去年2/18のこのブログ記事、「遭難救助も思案して山行計画を立てるか」をいま読み返して、他人事ではなかったと、改めて去年4月の遭難のことを思う。同行する方がいたことが、何よりの命綱であった。単独行と道なき道を行く面白さが、この時期、私の中に膨らんできていた。それが危ういと予感していたのが、去年のこの記事。にもかかわらず、なるようにしかならなかった。それが「至福の滑落」と、事後に呼ばせるような結果になった。存在的にいえば、動物になった至福と感じていたわけである。この最後の感触は、未だに否定しようもない。
いつであったか私の友人が、山へ向かう私の心持ちを「死ににいってるの?」と訊ねたことがあった。安全安心な日常に飽き足らず、死ぬかも知れないというスリリングな境地を求めているのではないかと憶測したものであった。そのときは「まさか」といってやり過ごしたが、そうであることを感じながら止めようもなくそこへ向かっていっている「わたし」を、この記事から感じている。
スリリングな瀬戸際を歩くのなら、暮らしそのものを踏み外すような道もあったに違いないのに、そうはしなかった。つまり、基本的に安全圏を確保しながらスリリングを求めるという、なんともご都合主義的な道を選んでいたのであろう。

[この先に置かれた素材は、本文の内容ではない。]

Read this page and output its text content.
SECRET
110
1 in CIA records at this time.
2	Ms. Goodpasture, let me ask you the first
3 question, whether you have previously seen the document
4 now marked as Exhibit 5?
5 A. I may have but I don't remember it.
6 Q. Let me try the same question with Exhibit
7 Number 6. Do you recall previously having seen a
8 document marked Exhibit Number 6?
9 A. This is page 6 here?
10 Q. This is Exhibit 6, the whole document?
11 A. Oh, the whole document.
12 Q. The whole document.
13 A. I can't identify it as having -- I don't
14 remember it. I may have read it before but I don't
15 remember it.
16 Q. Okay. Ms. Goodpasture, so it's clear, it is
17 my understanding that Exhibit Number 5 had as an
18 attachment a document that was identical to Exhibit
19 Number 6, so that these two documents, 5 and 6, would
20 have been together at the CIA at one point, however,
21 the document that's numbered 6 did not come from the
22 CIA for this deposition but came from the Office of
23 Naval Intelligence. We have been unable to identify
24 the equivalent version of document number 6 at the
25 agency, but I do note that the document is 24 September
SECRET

これも、ひょっとすると、今風の市民社会の気風が反映しているのかも知れない。山岳救助隊に救出されるというのも、いかにも今風のシステム依存であった。もちろん文句を言っているのではない。有難いと思い、要するに私自身が、そういう卑小な存在であったという再確認である。
それをこそ、他人事ではないと肝に銘じなければならない。